No, accumulated depreciation is not considered an asset account.
In fact, it’s quite the opposite. Accumulated depreciation is a contra asset account that devalues a business’ long-term assets.
Let’s explain what all of that means by defining both assets and accumulated depreciation in detail.
Table of Contents:
- What Is an Asset?
- What Is Accumulated Depreciation?
- Is Accumulated Depreciation an Asset?
- Automate Depreciation with Accounting Software
- Accumulated Depreciation FAQ
What Is an Asset?
Assets are economic resources a business owns which help generate revenue. They are recorded in the balance sheet, along with liabilities and owner’s equity.
Some of the most usual and common examples of assets in business include:
- Cash and cash equivalents
- PPE (property, plant, equipment)
- Patents and copyrights
What Is Accumulated Depreciation?
To understand accumulated depreciation, we first have to know what the term depreciation stands for.
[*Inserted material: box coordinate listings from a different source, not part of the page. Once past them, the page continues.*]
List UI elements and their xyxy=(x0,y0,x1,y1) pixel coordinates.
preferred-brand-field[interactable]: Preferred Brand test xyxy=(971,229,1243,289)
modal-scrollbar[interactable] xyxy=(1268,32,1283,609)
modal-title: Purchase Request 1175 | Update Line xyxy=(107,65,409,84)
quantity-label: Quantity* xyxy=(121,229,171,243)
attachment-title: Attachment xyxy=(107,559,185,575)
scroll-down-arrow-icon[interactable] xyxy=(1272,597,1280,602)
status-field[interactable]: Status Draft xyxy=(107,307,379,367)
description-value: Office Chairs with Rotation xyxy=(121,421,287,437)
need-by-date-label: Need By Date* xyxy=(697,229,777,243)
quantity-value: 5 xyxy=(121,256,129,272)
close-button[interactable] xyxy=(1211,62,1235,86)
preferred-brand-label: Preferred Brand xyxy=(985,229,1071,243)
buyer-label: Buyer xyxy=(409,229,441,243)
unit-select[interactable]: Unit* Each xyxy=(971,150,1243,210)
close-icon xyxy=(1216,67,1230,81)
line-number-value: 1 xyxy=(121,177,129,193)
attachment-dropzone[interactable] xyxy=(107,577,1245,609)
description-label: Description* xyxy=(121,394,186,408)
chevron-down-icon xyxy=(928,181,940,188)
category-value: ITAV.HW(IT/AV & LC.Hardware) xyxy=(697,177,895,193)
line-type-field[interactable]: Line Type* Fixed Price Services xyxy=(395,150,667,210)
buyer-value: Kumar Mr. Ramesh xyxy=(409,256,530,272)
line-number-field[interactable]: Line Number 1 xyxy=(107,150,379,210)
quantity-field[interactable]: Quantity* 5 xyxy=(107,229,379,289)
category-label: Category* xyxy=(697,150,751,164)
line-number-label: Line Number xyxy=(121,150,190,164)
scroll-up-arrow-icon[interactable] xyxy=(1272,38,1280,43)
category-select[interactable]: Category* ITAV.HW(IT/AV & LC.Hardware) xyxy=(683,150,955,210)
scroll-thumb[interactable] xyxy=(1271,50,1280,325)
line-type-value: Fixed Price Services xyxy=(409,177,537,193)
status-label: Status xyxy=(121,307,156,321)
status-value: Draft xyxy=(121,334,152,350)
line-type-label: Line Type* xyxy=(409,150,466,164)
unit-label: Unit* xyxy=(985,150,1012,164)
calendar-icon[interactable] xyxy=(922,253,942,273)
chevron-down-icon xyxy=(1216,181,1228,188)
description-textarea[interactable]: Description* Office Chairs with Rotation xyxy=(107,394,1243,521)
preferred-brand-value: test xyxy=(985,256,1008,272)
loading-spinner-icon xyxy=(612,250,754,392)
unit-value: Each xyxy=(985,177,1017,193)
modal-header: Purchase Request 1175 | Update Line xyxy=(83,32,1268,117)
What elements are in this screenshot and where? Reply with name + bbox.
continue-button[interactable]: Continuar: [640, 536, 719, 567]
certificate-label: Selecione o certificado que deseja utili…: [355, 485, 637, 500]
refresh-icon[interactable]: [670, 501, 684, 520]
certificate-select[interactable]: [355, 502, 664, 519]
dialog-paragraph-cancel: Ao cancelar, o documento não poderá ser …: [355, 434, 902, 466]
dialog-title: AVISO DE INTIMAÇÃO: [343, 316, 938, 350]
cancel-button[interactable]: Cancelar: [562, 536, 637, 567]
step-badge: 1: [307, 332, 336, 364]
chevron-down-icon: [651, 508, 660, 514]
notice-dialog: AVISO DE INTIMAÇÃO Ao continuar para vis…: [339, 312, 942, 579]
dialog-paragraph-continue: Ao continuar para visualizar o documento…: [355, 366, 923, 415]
In accounting, depreciation is a way of allocating the costs of a fixed asset over the time period that asset is useful to the business. By subtracting a portion from that full cost throughout the years as a depreciation expense, you gradually reduce an asset’s value until it’s no longer useful.
Now, accumulated depreciation is the total of all depreciation expenses that have been recorded for a particular asset, up to a certain point. It’s a contra-asset account in the balance sheet used to deduct the asset value.
This accumulated depreciation is purely an estimate, however, there’s no actual cash transaction going on. It’s only done for accounting purposes.
Common examples of entities that typically have accumulated depreciation include buildings, machinery, equipment, vehicles, and other long-term items which extend a one-year life period.
Is Accumulated Depreciation an Asset?
No, accumulated depreciation is not an asset.
For an account to be considered an asset, it needs to provide an economic benefit and help the business earn profit.
Accumulated depreciation does the complete opposite: it’s a contra asset account that reduces the value of an asset. It’s used to recognize the loss of usefulness of a long-term entity so that expenses are recognized at the time they occur.
Do you want to know more about the different types of accounts and how to record them? Check out our double-entry bookkeeping guide with practical examples.
Automate Depreciation with Accounting Software
Don’t want to manually calculate and record depreciation on Excel spreadsheets?
Then go digital with the cloud accounting platform Deskera! Automate all of your expenses, fixed assets, and every other financial transaction from a single easy-to-use dashboard.
With our Depreciation Schedule, you can set up asset depreciation within seconds.
Just enter the name of the fixed asset you want to depreciate, the method of depreciation, and the time interval you want to expense it in, and press Post.
The software automatically makes the correct journal entry for you, with the appropriate debit and credit balance.
Try it out yourself with our free trial. No credit card details required.
Accumulated Depreciation FAQ
#1. Where Does Accumulated Depreciation Appear on Financial Statements?
The accumulated depreciation appears under the property, plant, and equipment (PP&E) account which are long-term fixed assets that last over a year.
These are recorded on the statement of financial position, or commonly known as the balance sheet.
#2. What Is the Journal Entry for Accumulated Depreciation?
Accumulated depreciation is typically recorded as a credit entry, to offset its corresponding asset account. While depreciation expense is debited for that same amount.
If you want to learn how to make debit and credit entries for your small business accounting, head over to our journal entries guide.
#3. Is Accumulated Depreciation a Temporary Account?
No, accumulated depreciation is considered a permanent account, since it doesn’t close at the end of the accounting period.
Depreciation expense, on the other hand, is reported in the income statement and is closed to retained earnings at the end of the accounting cycle. Thus, it’s considered a temporary account.
#4. What’s the Difference Between Accumulated Depreciation and Amortization?
Accumulated depreciation deals with expensing tangible assets over their expected useful life. Whereas amortization spreads the cost of intangible items such as patents, trademarks, copyrights, that last more than a year.
And that's a wrap!
We hope this guide was helpful in understanding why accumulated depreciation is not an asset account, but a contra-asset one.